Well, sort of. Yet when Andrew proposes to Melanie, the occasion is about as romantic as it could well be. As a surprise, he takes her into Tiffany’s after hours and, while the entire sales staff brought in just for the occasion proffer to her alone the establishment’s entire stock of diamonds, he says to her, "Pick one." This, mind you, even though we know from the start that she is meant to end up with the rustic. What a waste of a dream engagement! Then, as Melanie leaves, ostensibly to inform her parents in Alabama of her engagement but really to complete her divorce from the rustic (do you see where this is going?), Andrew wonders if the folks at home will mind that he is a Yankee. "That," she says. "And a Democrat."

So the Republicans are supposed to be the good guys?

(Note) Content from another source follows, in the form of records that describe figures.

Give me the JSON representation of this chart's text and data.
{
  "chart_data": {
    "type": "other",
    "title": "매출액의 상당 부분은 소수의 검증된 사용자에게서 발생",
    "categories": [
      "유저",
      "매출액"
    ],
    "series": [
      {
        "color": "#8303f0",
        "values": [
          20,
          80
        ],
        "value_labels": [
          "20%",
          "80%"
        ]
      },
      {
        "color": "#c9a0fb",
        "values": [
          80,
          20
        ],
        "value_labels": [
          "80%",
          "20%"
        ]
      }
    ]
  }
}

Well, yes and no. Actually, the Alabamians are a pretty unprepossessing lot, though we know that we are supposed to like them better than the New Yorkers. And that’s the problem with the film as a whole, namely that its theory and its practice are completely at odds. The thing is set up, that is, so that the city folk must appear rude and arrogant and patronizing while the country folk are earthy, colorful and real. Melanie is obviously supposed to shed her corrupt and artificial city ways in returning to her roots and Jake, her childhood beau. But even though the plot follows the blueprint faithfully, everything else in the film belies it. Tell us why again we’re supposed to want her barefoot and pregnant in Pigeon Creek, Alabama, wearing the Jaclyn Smith collection, instead of designing her own line, the most exciting thing in haute couture, and growing rich?

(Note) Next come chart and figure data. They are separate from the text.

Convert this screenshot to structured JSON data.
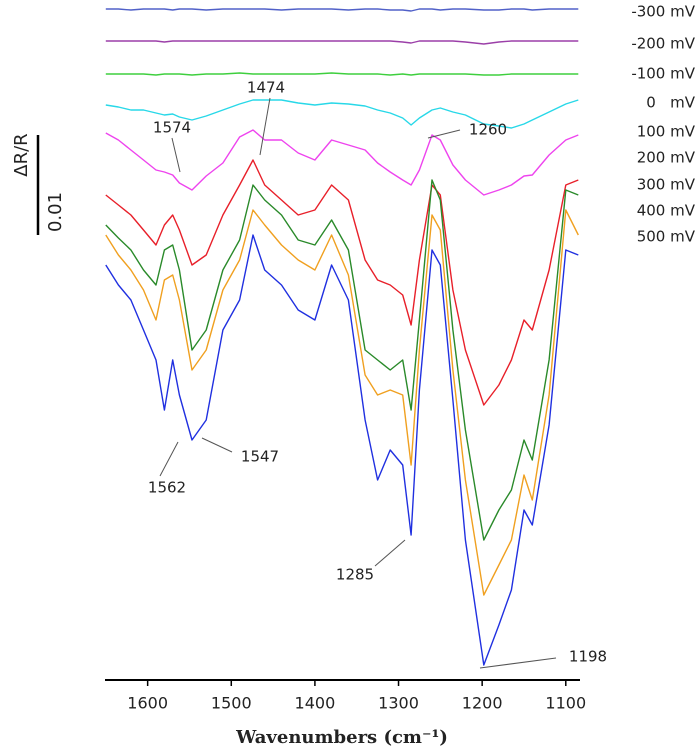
{
  "chart_data": {
    "type": "line",
    "y_label": "ΔR/R",
    "scale_bar": 0.01,
    "x_label": "Wavenumbers (cm⁻¹)",
    "xlim": [
      1651,
      1083
    ],
    "xticks": [
      1600,
      1500,
      1400,
      1300,
      1200,
      1100
    ],
    "ylim": [
      0.002,
      0.07
    ],
    "x": [
      1650,
      1635,
      1620,
      1605,
      1590,
      1580,
      1570,
      1562,
      1547,
      1530,
      1510,
      1490,
      1474,
      1460,
      1440,
      1420,
      1400,
      1380,
      1360,
      1340,
      1325,
      1310,
      1295,
      1285,
      1275,
      1260,
      1250,
      1235,
      1220,
      1198,
      1180,
      1165,
      1150,
      1140,
      1120,
      1100,
      1085
    ],
    "series": [
      {
        "name": "-300 mV",
        "color": "#5060c8",
        "values": [
          0.0691,
          0.0691,
          0.069,
          0.0691,
          0.0691,
          0.0691,
          0.069,
          0.0691,
          0.0691,
          0.069,
          0.0691,
          0.0691,
          0.0691,
          0.0691,
          0.069,
          0.0691,
          0.0691,
          0.0691,
          0.069,
          0.0691,
          0.0691,
          0.069,
          0.069,
          0.0689,
          0.0691,
          0.0691,
          0.069,
          0.0691,
          0.0691,
          0.069,
          0.069,
          0.0691,
          0.0691,
          0.069,
          0.0691,
          0.0691,
          0.0691
        ]
      },
      {
        "name": "-200 mV",
        "color": "#9b3fa8",
        "values": [
          0.0659,
          0.0659,
          0.0659,
          0.0659,
          0.0659,
          0.0658,
          0.0659,
          0.0659,
          0.0659,
          0.0659,
          0.0659,
          0.0659,
          0.0659,
          0.0659,
          0.0659,
          0.0659,
          0.0659,
          0.0659,
          0.0659,
          0.0659,
          0.0659,
          0.0659,
          0.0658,
          0.0657,
          0.0659,
          0.0659,
          0.0659,
          0.0659,
          0.0658,
          0.0656,
          0.0658,
          0.0659,
          0.0659,
          0.0659,
          0.0659,
          0.0659,
          0.0659
        ]
      },
      {
        "name": "-100 mV",
        "color": "#3ecf3e",
        "values": [
          0.0626,
          0.0626,
          0.0626,
          0.0626,
          0.0625,
          0.0626,
          0.0626,
          0.0626,
          0.0625,
          0.0626,
          0.0626,
          0.0627,
          0.0626,
          0.0626,
          0.0626,
          0.0626,
          0.0626,
          0.0627,
          0.0626,
          0.0626,
          0.0626,
          0.0625,
          0.0626,
          0.0625,
          0.0626,
          0.0626,
          0.0626,
          0.0626,
          0.0626,
          0.0625,
          0.0625,
          0.0626,
          0.0626,
          0.0626,
          0.0626,
          0.0626,
          0.0626
        ]
      },
      {
        "name": "0   mV",
        "color": "#28d8e8",
        "values": [
          0.0595,
          0.0593,
          0.059,
          0.059,
          0.0587,
          0.0585,
          0.0586,
          0.0583,
          0.058,
          0.0584,
          0.059,
          0.0596,
          0.06,
          0.06,
          0.06,
          0.0597,
          0.0595,
          0.0597,
          0.0596,
          0.0594,
          0.059,
          0.0587,
          0.0582,
          0.0575,
          0.0582,
          0.059,
          0.0592,
          0.0588,
          0.0585,
          0.0576,
          0.0574,
          0.0572,
          0.0576,
          0.058,
          0.0588,
          0.0596,
          0.06
        ]
      },
      {
        "name": "100 mV",
        "color": "#ee44ee",
        "values": [
          0.0567,
          0.056,
          0.055,
          0.054,
          0.053,
          0.0528,
          0.0525,
          0.0517,
          0.051,
          0.0524,
          0.0537,
          0.0563,
          0.057,
          0.056,
          0.056,
          0.0547,
          0.054,
          0.056,
          0.0555,
          0.055,
          0.0537,
          0.0528,
          0.052,
          0.0515,
          0.053,
          0.0565,
          0.056,
          0.0535,
          0.052,
          0.0505,
          0.051,
          0.0515,
          0.0524,
          0.0525,
          0.0545,
          0.056,
          0.0565
        ]
      },
      {
        "name": "200 mV",
        "color": "#e8202a",
        "values": [
          0.0505,
          0.0495,
          0.0485,
          0.047,
          0.0455,
          0.0475,
          0.0485,
          0.047,
          0.0435,
          0.0445,
          0.0485,
          0.0515,
          0.054,
          0.0515,
          0.05,
          0.0485,
          0.049,
          0.0515,
          0.05,
          0.044,
          0.042,
          0.0415,
          0.0405,
          0.0375,
          0.044,
          0.0515,
          0.0505,
          0.041,
          0.035,
          0.0295,
          0.0315,
          0.034,
          0.038,
          0.037,
          0.043,
          0.0515,
          0.052
        ]
      },
      {
        "name": "300 mV",
        "color": "#2a8a2a",
        "values": [
          0.0475,
          0.0462,
          0.045,
          0.043,
          0.0415,
          0.045,
          0.0455,
          0.043,
          0.035,
          0.037,
          0.043,
          0.046,
          0.0515,
          0.05,
          0.0485,
          0.046,
          0.0455,
          0.048,
          0.045,
          0.035,
          0.034,
          0.033,
          0.034,
          0.029,
          0.038,
          0.052,
          0.05,
          0.037,
          0.027,
          0.016,
          0.019,
          0.021,
          0.026,
          0.024,
          0.034,
          0.051,
          0.0505
        ]
      },
      {
        "name": "400 mV",
        "color": "#f0a020",
        "values": [
          0.0465,
          0.0445,
          0.043,
          0.041,
          0.038,
          0.042,
          0.0425,
          0.04,
          0.033,
          0.035,
          0.041,
          0.044,
          0.049,
          0.0475,
          0.0455,
          0.044,
          0.043,
          0.0465,
          0.0425,
          0.0325,
          0.0305,
          0.031,
          0.0305,
          0.0235,
          0.035,
          0.0485,
          0.047,
          0.033,
          0.022,
          0.0105,
          0.0135,
          0.016,
          0.0225,
          0.02,
          0.0305,
          0.049,
          0.0465
        ]
      },
      {
        "name": "500 mV",
        "color": "#2030e0",
        "values": [
          0.0435,
          0.0415,
          0.04,
          0.037,
          0.034,
          0.029,
          0.034,
          0.0305,
          0.026,
          0.028,
          0.037,
          0.04,
          0.0465,
          0.043,
          0.0415,
          0.039,
          0.038,
          0.0435,
          0.04,
          0.028,
          0.022,
          0.025,
          0.0235,
          0.0165,
          0.031,
          0.045,
          0.0435,
          0.03,
          0.016,
          0.0035,
          0.0075,
          0.011,
          0.019,
          0.0175,
          0.0275,
          0.045,
          0.0445
        ]
      }
    ],
    "annotations": [
      "1574",
      "1474",
      "1260",
      "1562",
      "1547",
      "1285",
      "1198"
    ]
  }
}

You or I might be able to think of some good reasons to prefer the former to the latter, but the movie cannot — apart, that is from the not-quite obviously superior charms of Jake and his coon dog Bryant (Bryant’s companion, Bear, is recently deceased). There is no satisfactory explanation of why she left Jake in the first place. As best we can make out the sequence of events, she got pregnant by him, had an abortion against his wishes, then married him, then left him to realize her dream of being a rich designer in New York, then, having achieved everything she had given up so much to accomplish, came back to Pigeon Creek, Alabama, to give that up. It doesn’t help that these hints have to be pieced together from a lachrymose soliloquy over Bear’s grave in the town’s "coon dog cemetery."

Melanie could of course be just a girl who doesn’t know what she wants — like her momma (Mary Kay Place), who one moment seems to push the claims of Diamond Andrew and escape from Pigeon Creek and the next to insist on the faithful Jake and her "roots." Yet Miss Witherspoon, for all her obvious talents, does not project fecklessness and indecisiveness — even if by some tremendous suspension of disbelief we could imagine these qualities in someone who has made it to the top of the fashion world by her mid-twenties. On the contrary, the star is the only clear and unambiguous thing about the picture, and she is clearly and unambiguously a New Yorker to her fingertips.

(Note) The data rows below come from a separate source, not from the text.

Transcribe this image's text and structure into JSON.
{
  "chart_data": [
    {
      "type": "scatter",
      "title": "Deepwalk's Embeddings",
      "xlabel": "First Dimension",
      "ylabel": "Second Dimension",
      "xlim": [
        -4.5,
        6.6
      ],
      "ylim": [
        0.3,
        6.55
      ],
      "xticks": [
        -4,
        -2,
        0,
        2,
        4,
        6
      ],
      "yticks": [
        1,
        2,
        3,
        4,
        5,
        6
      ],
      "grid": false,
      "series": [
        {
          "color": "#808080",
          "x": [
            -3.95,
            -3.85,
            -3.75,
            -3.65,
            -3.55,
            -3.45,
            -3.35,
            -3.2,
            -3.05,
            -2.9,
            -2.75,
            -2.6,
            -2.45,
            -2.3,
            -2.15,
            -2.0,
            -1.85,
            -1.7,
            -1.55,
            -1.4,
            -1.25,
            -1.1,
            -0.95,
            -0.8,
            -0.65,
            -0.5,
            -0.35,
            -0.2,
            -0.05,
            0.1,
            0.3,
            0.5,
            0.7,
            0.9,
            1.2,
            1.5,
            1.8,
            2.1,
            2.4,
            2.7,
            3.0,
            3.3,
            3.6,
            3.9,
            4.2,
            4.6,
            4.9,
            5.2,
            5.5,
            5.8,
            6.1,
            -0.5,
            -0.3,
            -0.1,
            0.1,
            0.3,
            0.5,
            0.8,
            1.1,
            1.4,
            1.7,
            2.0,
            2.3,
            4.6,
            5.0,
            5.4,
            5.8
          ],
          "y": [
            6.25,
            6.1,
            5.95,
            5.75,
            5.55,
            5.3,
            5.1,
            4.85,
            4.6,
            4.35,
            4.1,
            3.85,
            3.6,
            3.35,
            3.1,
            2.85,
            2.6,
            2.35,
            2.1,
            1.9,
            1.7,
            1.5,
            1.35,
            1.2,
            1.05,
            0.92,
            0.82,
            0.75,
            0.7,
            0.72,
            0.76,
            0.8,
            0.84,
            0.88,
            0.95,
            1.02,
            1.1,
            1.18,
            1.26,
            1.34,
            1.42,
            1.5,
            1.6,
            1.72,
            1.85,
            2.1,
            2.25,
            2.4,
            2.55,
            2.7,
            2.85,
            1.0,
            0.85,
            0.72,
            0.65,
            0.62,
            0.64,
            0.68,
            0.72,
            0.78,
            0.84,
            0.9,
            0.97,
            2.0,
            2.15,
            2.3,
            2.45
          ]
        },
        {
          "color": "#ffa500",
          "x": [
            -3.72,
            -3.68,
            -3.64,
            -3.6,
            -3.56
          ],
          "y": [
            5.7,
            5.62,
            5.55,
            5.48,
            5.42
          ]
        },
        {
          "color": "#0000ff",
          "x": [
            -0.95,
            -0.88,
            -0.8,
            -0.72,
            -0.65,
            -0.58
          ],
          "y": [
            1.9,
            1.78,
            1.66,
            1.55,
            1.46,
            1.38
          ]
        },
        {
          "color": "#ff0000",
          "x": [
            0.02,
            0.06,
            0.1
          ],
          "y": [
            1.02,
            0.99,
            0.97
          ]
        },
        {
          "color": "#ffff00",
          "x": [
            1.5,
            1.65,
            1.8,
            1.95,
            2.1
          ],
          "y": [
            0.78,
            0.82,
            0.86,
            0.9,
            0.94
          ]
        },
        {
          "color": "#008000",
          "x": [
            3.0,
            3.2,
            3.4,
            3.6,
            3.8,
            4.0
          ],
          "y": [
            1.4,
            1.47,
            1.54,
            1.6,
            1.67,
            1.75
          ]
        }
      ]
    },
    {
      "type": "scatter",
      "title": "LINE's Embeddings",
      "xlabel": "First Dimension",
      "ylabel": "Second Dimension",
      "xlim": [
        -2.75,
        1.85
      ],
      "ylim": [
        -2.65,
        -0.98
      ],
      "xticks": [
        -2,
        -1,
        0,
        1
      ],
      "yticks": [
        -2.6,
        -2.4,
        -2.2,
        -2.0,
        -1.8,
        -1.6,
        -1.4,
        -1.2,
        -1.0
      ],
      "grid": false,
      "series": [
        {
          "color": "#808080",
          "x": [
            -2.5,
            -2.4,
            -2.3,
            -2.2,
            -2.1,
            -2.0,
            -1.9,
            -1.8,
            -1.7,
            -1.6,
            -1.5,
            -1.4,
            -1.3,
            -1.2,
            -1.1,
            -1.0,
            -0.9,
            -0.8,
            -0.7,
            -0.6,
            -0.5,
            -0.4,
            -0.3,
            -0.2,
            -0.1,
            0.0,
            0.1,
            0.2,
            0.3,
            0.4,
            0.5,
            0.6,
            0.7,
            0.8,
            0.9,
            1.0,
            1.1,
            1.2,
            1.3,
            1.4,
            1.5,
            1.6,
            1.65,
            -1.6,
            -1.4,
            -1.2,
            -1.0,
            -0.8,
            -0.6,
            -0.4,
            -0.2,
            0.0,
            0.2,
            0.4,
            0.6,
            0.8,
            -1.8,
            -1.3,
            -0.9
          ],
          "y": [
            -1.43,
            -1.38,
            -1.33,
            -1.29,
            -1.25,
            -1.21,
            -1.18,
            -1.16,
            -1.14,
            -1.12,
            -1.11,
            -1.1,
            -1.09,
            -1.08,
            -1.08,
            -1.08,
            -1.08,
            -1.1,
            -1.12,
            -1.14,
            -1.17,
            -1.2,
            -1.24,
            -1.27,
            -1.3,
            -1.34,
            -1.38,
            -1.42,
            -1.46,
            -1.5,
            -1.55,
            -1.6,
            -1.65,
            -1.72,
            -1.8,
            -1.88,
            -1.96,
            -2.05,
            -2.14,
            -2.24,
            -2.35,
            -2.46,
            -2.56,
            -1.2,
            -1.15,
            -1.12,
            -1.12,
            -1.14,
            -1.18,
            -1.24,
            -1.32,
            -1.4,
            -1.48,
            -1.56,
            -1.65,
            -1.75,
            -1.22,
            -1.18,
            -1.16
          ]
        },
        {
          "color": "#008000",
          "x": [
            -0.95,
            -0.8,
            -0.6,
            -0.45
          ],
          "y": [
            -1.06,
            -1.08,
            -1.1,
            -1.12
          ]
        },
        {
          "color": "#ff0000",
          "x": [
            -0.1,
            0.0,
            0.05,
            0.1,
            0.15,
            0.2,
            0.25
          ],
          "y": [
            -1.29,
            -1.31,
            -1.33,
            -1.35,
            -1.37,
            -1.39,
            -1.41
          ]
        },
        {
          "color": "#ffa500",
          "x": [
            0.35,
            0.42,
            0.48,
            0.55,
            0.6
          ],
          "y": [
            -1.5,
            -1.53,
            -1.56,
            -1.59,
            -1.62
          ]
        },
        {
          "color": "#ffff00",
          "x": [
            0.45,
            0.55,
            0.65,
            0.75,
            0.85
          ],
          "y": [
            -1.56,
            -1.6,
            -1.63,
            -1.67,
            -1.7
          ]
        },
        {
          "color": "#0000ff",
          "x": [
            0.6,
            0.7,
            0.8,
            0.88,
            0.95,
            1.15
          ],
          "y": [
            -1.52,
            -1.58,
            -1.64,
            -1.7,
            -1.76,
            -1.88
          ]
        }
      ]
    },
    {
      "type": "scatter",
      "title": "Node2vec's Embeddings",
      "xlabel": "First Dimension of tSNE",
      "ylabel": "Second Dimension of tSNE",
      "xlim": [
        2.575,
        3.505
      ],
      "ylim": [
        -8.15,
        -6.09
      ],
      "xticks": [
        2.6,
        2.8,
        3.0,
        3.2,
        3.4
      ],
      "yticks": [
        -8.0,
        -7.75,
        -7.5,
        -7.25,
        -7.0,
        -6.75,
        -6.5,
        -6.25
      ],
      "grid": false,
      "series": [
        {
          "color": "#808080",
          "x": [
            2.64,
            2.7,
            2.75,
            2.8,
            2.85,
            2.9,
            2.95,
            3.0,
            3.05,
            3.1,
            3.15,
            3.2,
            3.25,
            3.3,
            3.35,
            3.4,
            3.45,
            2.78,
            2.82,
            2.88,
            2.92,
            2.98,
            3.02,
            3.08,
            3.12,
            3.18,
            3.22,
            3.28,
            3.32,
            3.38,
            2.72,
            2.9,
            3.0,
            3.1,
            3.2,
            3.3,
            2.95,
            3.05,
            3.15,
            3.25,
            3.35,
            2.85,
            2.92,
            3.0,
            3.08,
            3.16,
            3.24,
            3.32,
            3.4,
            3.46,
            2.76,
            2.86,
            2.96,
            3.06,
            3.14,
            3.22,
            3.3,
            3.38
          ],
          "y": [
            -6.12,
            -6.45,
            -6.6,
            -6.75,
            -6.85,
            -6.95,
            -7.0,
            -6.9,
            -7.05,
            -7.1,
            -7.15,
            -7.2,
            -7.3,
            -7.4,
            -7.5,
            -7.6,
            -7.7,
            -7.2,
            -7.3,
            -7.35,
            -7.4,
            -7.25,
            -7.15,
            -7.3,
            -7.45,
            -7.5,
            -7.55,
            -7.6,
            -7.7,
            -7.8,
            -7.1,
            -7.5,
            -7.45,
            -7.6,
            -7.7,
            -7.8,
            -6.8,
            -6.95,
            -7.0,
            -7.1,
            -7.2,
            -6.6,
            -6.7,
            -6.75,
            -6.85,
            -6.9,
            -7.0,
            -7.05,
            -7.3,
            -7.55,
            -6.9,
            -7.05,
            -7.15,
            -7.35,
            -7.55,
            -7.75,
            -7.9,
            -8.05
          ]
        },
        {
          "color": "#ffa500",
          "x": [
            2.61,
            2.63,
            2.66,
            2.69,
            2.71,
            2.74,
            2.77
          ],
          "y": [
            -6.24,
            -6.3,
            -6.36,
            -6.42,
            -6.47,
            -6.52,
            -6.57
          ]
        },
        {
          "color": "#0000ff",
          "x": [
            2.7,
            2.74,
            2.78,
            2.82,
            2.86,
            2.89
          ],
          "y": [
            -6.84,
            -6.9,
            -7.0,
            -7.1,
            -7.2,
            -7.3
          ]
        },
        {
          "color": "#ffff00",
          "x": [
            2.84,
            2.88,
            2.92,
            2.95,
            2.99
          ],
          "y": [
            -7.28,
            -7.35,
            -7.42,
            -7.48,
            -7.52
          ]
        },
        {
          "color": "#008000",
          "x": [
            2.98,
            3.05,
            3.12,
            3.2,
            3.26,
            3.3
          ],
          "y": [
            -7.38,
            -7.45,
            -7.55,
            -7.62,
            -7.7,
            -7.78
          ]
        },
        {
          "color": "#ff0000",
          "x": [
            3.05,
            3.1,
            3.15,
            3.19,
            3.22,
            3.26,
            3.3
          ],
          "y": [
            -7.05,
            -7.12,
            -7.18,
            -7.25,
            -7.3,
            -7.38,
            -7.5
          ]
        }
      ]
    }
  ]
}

For despite Miss Witherspoon’s own Southern origins, she is far too obviously the urbanite to have the time of day for down-home Jake and his country crafts in sculpted fulgurite. She we can imagine saying to momma, as Candice Bergen says in the picture, "Go back to your double-wide and fry something." True, she brings a little New York enlightenment to hick-town when she outs the village’s lone homosexual, but the movie requires her to be Alabamian herself, rather than the metropolitan missionary of tolerance to the Alabamians. It and not she is the indecisive one, the Buchanan/Perot option in a red-and-blue world that will end up appealing to neither side of our national split personality.